Les impôts des plus riches ont baissé

À cette course au profit à court terme s’ajoutent les récentes réformes fiscales qui ont pratiquement toutes eu pour objectif de baisser l’imposition du capital. C’est le cas par exemple de la « réforme de l’imposition des entreprises II » qui incite les dirigeants à se rémunérer en dividendes plutôt qu’en salaire… baissant au passage les revenus de l’AVS. Cerise sur le caviar (ce n’est pas bon, mais qu’est-ce que c’est chic) : la tendance à alléger les impôts des personnes très aisées, qui conduit à ce que la part de leur revenu qu’elles consacrent à l’impôt diminue, tandis que celle des contribuables ordinaires reste stable .Le principe constitutionnel de l’imposition en fonction de la capacité économique est peu à peu vidé de sa substance.

« Dans les branches où les salaires sont négociés collectivement par les partenaires sociaux, la progression des salaires est plus favorable aux travailleuses et travailleurs. »
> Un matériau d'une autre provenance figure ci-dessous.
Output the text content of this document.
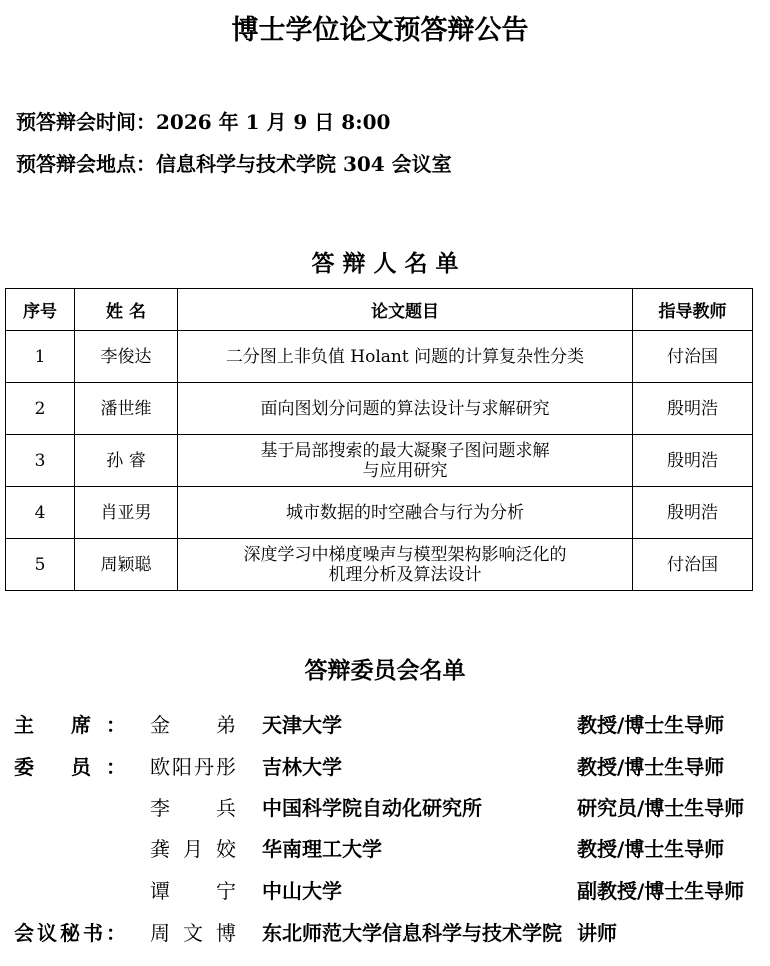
博士学位论文预答辩公告
预答辩会时间：2026 年 1 月 9 日 8:00
预答辩会地点：信息科学与技术学院 304 会议室
答 辩 人 名 单
序号	姓 名	论文题目	指导教师
1	李俊达	二分图上非负值 Holant 问题的计算复杂性分类	付治国
2	潘世维	面向图划分问题的算法设计与求解研究	殷明浩
3	孙 睿	基于局部搜索的最大凝聚子图问题求解
与应用研究	殷明浩
4	肖亚男	城市数据的时空融合与行为分析	殷明浩
5	周颖聪	深度学习中梯度噪声与模型架构影响泛化的
机理分析及算法设计	付治国
答辩委员会名单
主 席： 金 弟 天津大学	教授/博士生导师
委 员： 欧阳丹彤 吉林大学	教授/博士生导师
李 兵 中国科学院自动化研究所	研究员/博士生导师
龚月姣 华南理工大学	教授/博士生导师
谭 宁 中山大学	副教授/博士生导师
会议秘书： 周文博 东北师范大学信息科学与技术学院 讲师
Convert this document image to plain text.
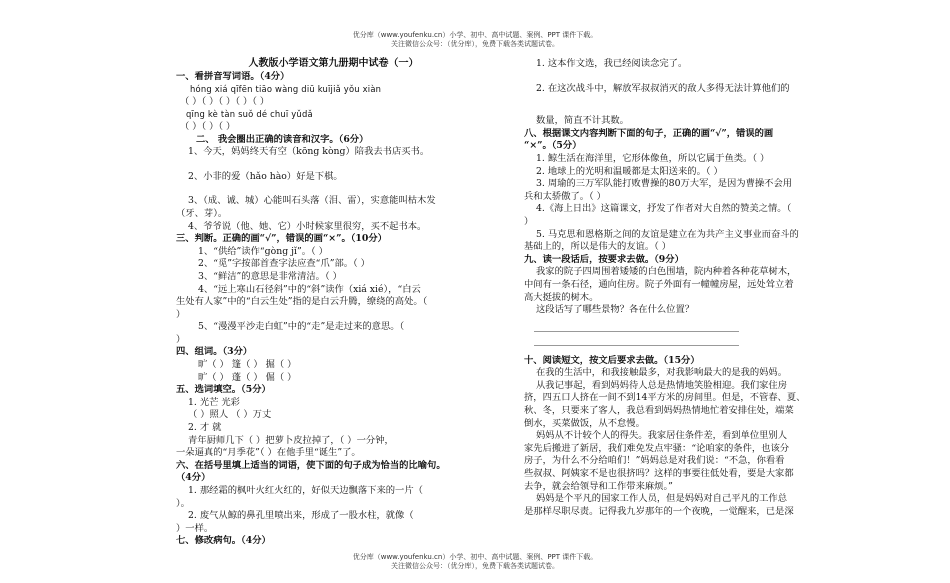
优分库（www.youfenku.cn）小学、初中、高中试题、案例、PPT 课件下载。
关注微信公众号：（优分库），免费下载各类试题试卷。
人教版小学语文第九册期中试卷（一）
一、看拼音写词语。（4分）
hóng xiá qīfēn tiāo wàng diū kuījiǎ yǒu xiàn
（ ）（ ）（ ）（ ）（ ）
qīng kè tàn suǒ dé chuī yǔdǎ
（ ）（ ）（ ）
二、 我会圈出正确的读音和汉字。（6分）
1、今天，妈妈终天有空（kōng kòng）陪我去书店买书。
2、小非的爱（hǎo hào）好是下棋。
3、（成、诚、城）心能叫石头落（泪、雷），实意能叫枯木发
（牙、芽）。
4、爷爷说（他、她、它）小时候家里很穷，买不起书本。
三、判断。正确的画“√”，错误的画“×”。（10分）
1、“供给”读作“gòng jǐ”。（ ）
2、“觅”字按部首查字法应查“爪”部。（ ）
3、“鲜洁”的意思是非常清洁。（ ）
4、“远上寒山石径斜”中的“斜”读作（xiá xié），“白云
生处有人家”中的“白云生处”指的是白云升腾，缭绕的高处。（
）
5、“漫漫平沙走白虹”中的“走”是走过来的意思。（
）
四、组词。（3分）
旷（ ） 篷（ ） 掘（ ）
旷（ ） 蓬（ ） 倔（ ）
五、选词填空。（5分）
1. 光芒 光彩
（ ）照人 （ ）万丈
2. 才 就
青年厨师几下（ ）把萝卜皮拉掉了，（ ）一分钟，
一朵逼真的“月季花”（ ）在他手里“诞生”了。
六、在括号里填上适当的词语，使下面的句子成为恰当的比喻句。
（4分）
1. 那经霜的枫叶火红火红的，好似天边飘落下来的一片（
）。
2. 废气从鲸的鼻孔里喷出来，形成了一股水柱，就像（
）一样。
七、修改病句。（4分）
1. 这本作文选，我已经阅读念完了。
2. 在这次战斗中，解放军叔叔消灭的敌人多得无法计算他们的
数量，简直不计其数。
八、根据课文内容判断下面的句子，正确的画“√”，错误的画
“×”。（5分）
1. 鲸生活在海洋里，它形体像鱼，所以它属于鱼类。（ ）
2. 地球上的光明和温暖都是太阳送来的。（ ）
3. 周瑜的三万军队能打败曹操的80万大军，是因为曹操不会用
兵和太骄傲了。（ ）
4.《海上日出》这篇课文，抒发了作者对大自然的赞美之情。（
）
5. 马克思和恩格斯之间的友谊是建立在为共产主义事业而奋斗的
基础上的，所以是伟大的友谊。（ ）
九、读一段话后，按要求去做。（9分）
我家的院子四周围着矮矮的白色围墙，院内种着各种花草树木，
中间有一条石径，通向住房。院子外面有一幢幢房屋，远处耸立着
高大挺拔的树木。
这段话写了哪些景物？各在什么位置？
十、阅读短文，按文后要求去做。（15分）
在我的生活中，和我接触最多，对我影响最大的是我的妈妈。
从我记事起，看到妈妈待人总是热情地笑脸相迎。我们家住房
挤，四五口人挤在一间不到14平方米的房间里。但是，不管春、夏、
秋、冬，只要来了客人，我总看到妈妈热情地忙着安排住处，端菜
倒水，买菜做饭，从不怠慢。
妈妈从不计较个人的得失。我家居住条件差，看到单位里别人
家先后搬进了新居，我们难免发点牢骚：“论咱家的条件，也该分
房子，为什么不分给咱们！”妈妈总是对我们说：“不急，你看看
些叔叔、阿姨家不是也很挤吗？这样的事要往低处看，要是大家都
去争，就会给领导和工作带来麻烦。”
妈妈是个平凡的国家工作人员，但是妈妈对自己平凡的工作总
是那样尽职尽责。记得我九岁那年的一个夜晚，一觉醒来，已是深
优分库（www.youfenku.cn）小学、初中、高中试题、案例、PPT 课件下载。
关注微信公众号：（优分库），免费下载各类试题试卷。
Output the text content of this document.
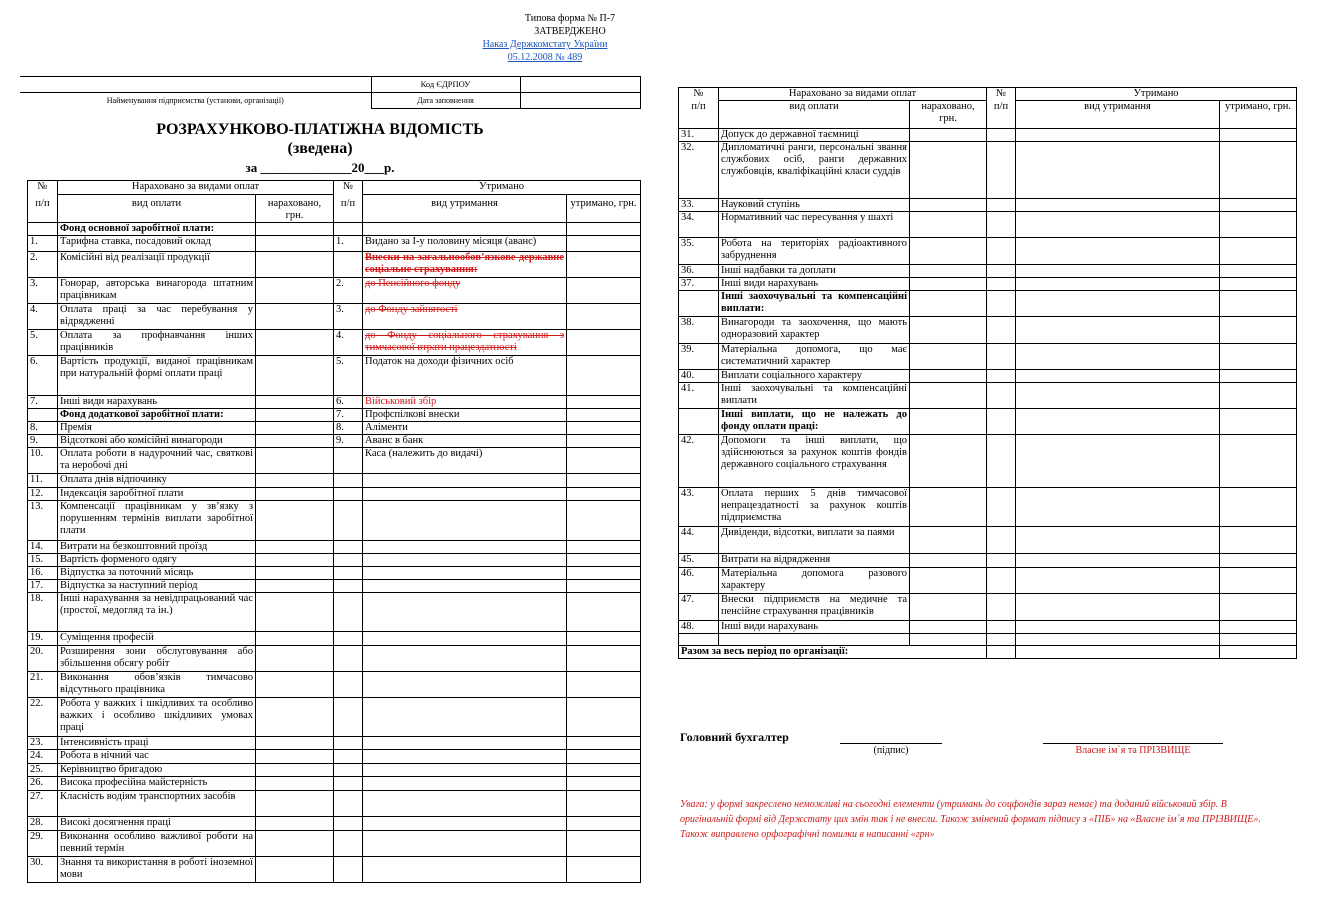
Типова форма № П-7
ЗАТВЕРДЖЕНО
Наказ Держкомстату України
05.12.2008 № 489
	Код ЄДРПОУ	
Найменування підприємства (установи, організації)	Дата заповнення	
РОЗРАХУНКОВО-ПЛАТІЖНА ВІДОМІСТЬ
(зведена)
за ______________20___р.
№	Нараховано за видами оплат		№	Утримано	
п/п	вид оплати	нараховано, грн.	п/п	вид утримання	утримано, грн.
	Фонд основної заробітної плати:				
1.	Тарифна ставка, посадовий оклад		1.	Видано за І-у половину місяця (аванс)	
2.	Комісійні від реалізації продукції			Внески на загальнообов’язкове державне соціальне страхування:	
3.	Гонорар, авторська винагорода штатним працівникам		2.	до Пенсійного фонду	
4.	Оплата праці за час перебування у відрядженні		3.	до Фонду зайнятості	
5.	Оплата за профнавчання інших працівників		4.	до Фонду соціального страхування з тимчасової втрати працездатності	
6.	Вартість продукції, виданої працівникам при натуральній формі оплати праці		5.	Податок на доходи фізичних осіб	
7.	Інші види нарахувань		6.	Військовий збір	
	Фонд додаткової заробітної плати:		7.	Профспілкові внески	
8.	Премія		8.	Аліменти	
9.	Відсоткові або комісійні винагороди		9.	Аванс в банк	
10.	Оплата роботи в надурочний час, святкові та неробочі дні			Каса (належить до видачі)	
11.	Оплата днів відпочинку				
12.	Індексація заробітної плати				
13.	Компенсації працівникам у зв’язку з порушенням термінів виплати заробітної плати				
14.	Витрати на безкоштовний проїзд				
15.	Вартість форменого одягу				
16.	Відпустка за поточний місяць				
17.	Відпустка за наступний період				
18.	Інші нарахування за невідпрацьований час (простої, медогляд та ін.)				
19.	Суміщення професій				
20.	Розширення зони обслуговування або збільшення обсягу робіт				
21.	Виконання обов’язків тимчасово відсутнього працівника				
22.	Робота у важких і шкідливих та особливо важких і особливо шкідливих умовах праці				
23.	Інтенсивність праці				
24.	Робота в нічний час				
25.	Керівництво бригадою				
26.	Висока професійна майстерність				
27.	Класність водіям транспортних засобів				
28.	Високі досягнення праці				
29.	Виконання особливо важливої роботи на певний термін				
30.	Знання та використання в роботі іноземної мови				
№	Нараховано за видами оплат		№	Утримано	
п/п	вид оплати	нараховано, грн.	п/п	вид утримання	утримано, грн.
31.	Допуск до державної таємниці				
32.	Дипломатичні ранги, персональні звання службових осіб, ранги державних службовців, кваліфікаційні класи суддів				
33.	Науковий ступінь				
34.	Нормативний час пересування у шахті				
35.	Робота на територіях радіоактивного забруднення				
36.	Інші надбавки та доплати				
37.	Інші види нарахувань				
	Інші заохочувальні та компенсаційні виплати:				
38.	Винагороди та заохочення, що мають одноразовий характер				
39.	Матеріальна допомога, що має систематичний характер				
40.	Виплати соціального характеру				
41.	Інші заохочувальні та компенсаційні виплати				
	Інші виплати, що не належать до фонду оплати праці:				
42.	Допомоги та інші виплати, що здійснюються за рахунок коштів фондів державного соціального страхування				
43.	Оплата перших 5 днів тимчасової непрацездатності за рахунок коштів підприємства				
44.	Дивіденди, відсотки, виплати за паями				
45.	Витрати на відрядження				
46.	Матеріальна допомога разового характеру				
47.	Внески підприємств на медичне та пенсійне страхування працівників				
48.	Інші види нарахувань				

Разом за весь період по організації:					
Головний бухгалтер
(підпис)	Власне ім`я та ПРІЗВИЩЕ
Увага: у формі закреслено неможливі на сьогодні елементи (утримань до соцфондів зараз немає) та доданий військовий збір. В оригінальній формі від Держстату цих змін так і не внесли. Також змінений формат підпису з «ПІБ» на «Власне ім`я та ПРІЗВИЩЕ». Також виправлено орфографічні помилки в написанні «грн»
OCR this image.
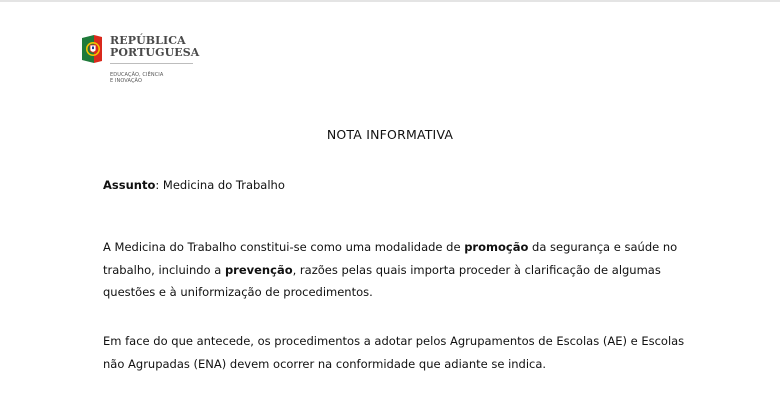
REPÚBLICA
PORTUGUESA
EDUCAÇÃO, CIÊNCIA
E INOVAÇÃO
NOTA INFORMATIVA
Assunto: Medicina do Trabalho
A Medicina do Trabalho constitui-se como uma modalidade de promoção da segurança e saúde no
trabalho, incluindo a prevenção, razões pelas quais importa proceder à clarificação de algumas
questões e à uniformização de procedimentos.
Em face do que antecede, os procedimentos a adotar pelos Agrupamentos de Escolas (AE) e Escolas
não Agrupadas (ENA) devem ocorrer na conformidade que adiante se indica.
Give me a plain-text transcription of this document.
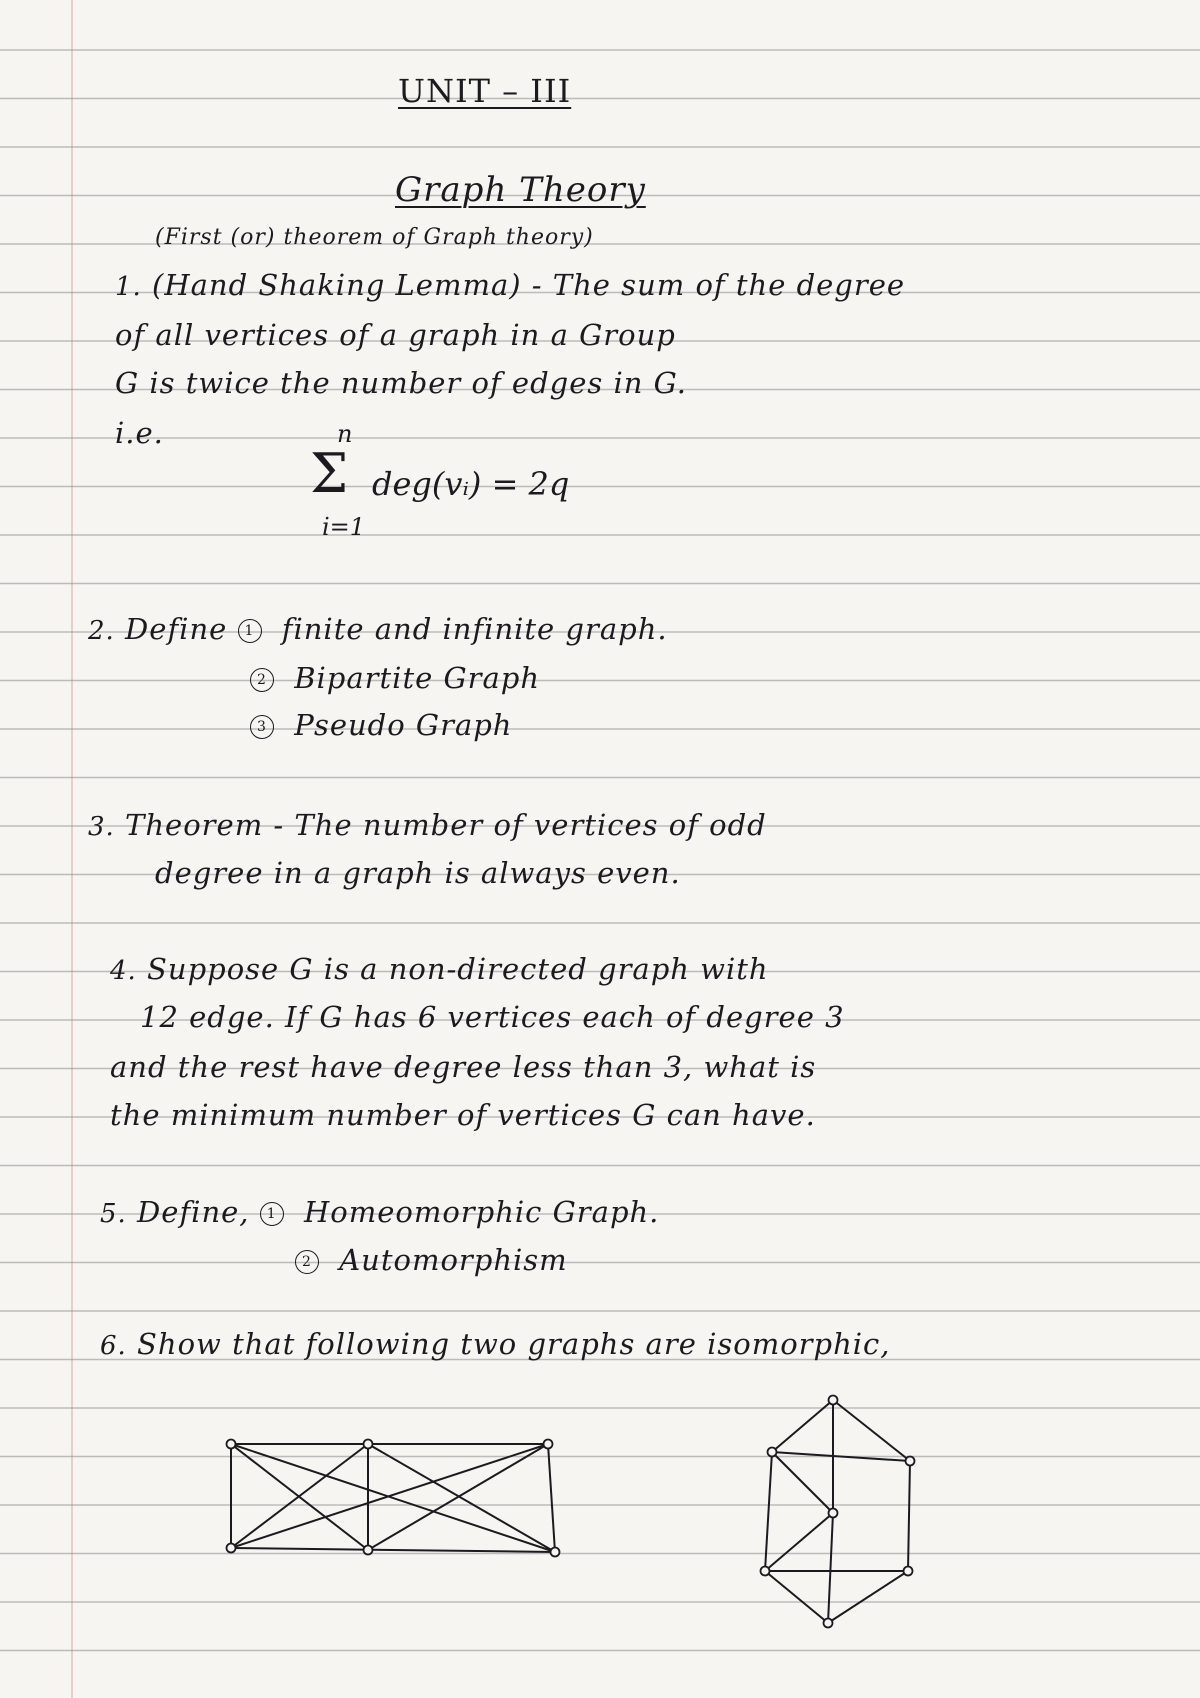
UNIT – III
Graph Theory
(First (or) theorem of Graph theory)
1. (Hand Shaking Lemma) - The sum of the degree
of all vertices of a graph in a Group
G is twice the number of edges in G.
i.e.	n
Σ
i=1
deg(vᵢ) = 2q
2. Define 1 finite and infinite graph.
2 Bipartite Graph
3 Pseudo Graph
3. Theorem - The number of vertices of odd
degree in a graph is always even.
4. Suppose G is a non-directed graph with
12 edge. If G has 6 vertices each of degree 3
and the rest have degree less than 3, what is
the minimum number of vertices G can have.
5. Define, 1 Homeomorphic Graph.
2 Automorphism
6. Show that following two graphs are isomorphic,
Une autre mode a contribué à l’explosion des hauts salaires : les externalisations et privatisations dans le secteur public et sa mise en concurrence avec le privé. Les salaires des cadres dirigeants de ces entités publiques, parapubliques ou ex-publiques sont passés du niveau des rémunérations élevées mais raisonnables des hauts fonctionnaires, aux sommes astronomiques des grandes entreprises privées.

La démocratie est menacée

En enrichissant les plus riches, ces dérives minent la cohésion sociale et menacent à terme la démocratie. Les solutions se trouvent dans ce qui fait l’ADN des partis socialistes et sociaux-démocrates depuis leurs débuts : la démocratie économique et la négociation collective. En renforçant le pouvoir décisionnel des salariées et salariés au sein de leur entreprises, on pousse ces dernières à faire des choix en faveur de leur propre durabilité. Et, dans les branches où les salaires sont négociés collectivement par les partenaires sociaux, la progression des salaires est plus favorable aux travailleuses et travailleurs. Et plus les syndicats sont forts, plus cet effet se renforce.

« Même lorsque la droite impose une politique fiscale toujours plus avantageuse pour les hauts salaires, les cotisations AVS garantissent au moins l’existence d’un prélèvement solidaire. »

Il reste une mesure facile et immédiate : la hausse des cotisations AVS. Prélevées sur la totalité du salaire alors que les rentes sont plafonnées, elles sont un véritable instrument de justice sociale et de redistribution des richesses. Et même lorsque la droite impose une politique fiscale toujours plus avantageuse pour les hauts salaires, les cotisations AVS garantissent au moins l’existence d’un prélèvement solidaire.


Jean Christophe Schwaab est docteur en droit et spécialiste des questions de droit économique. Après avoir été conseiller communal et député au Grand conseil vaudois, il a siégé entre 2011 et 2017 au Conseil national pour le Parti socialiste. Il est aujourd’hui conseiller municipal à Bourg-en-Lavaux (VD).

Cette chronique est une « carte blanche » et reflète l’opinion de son auteur.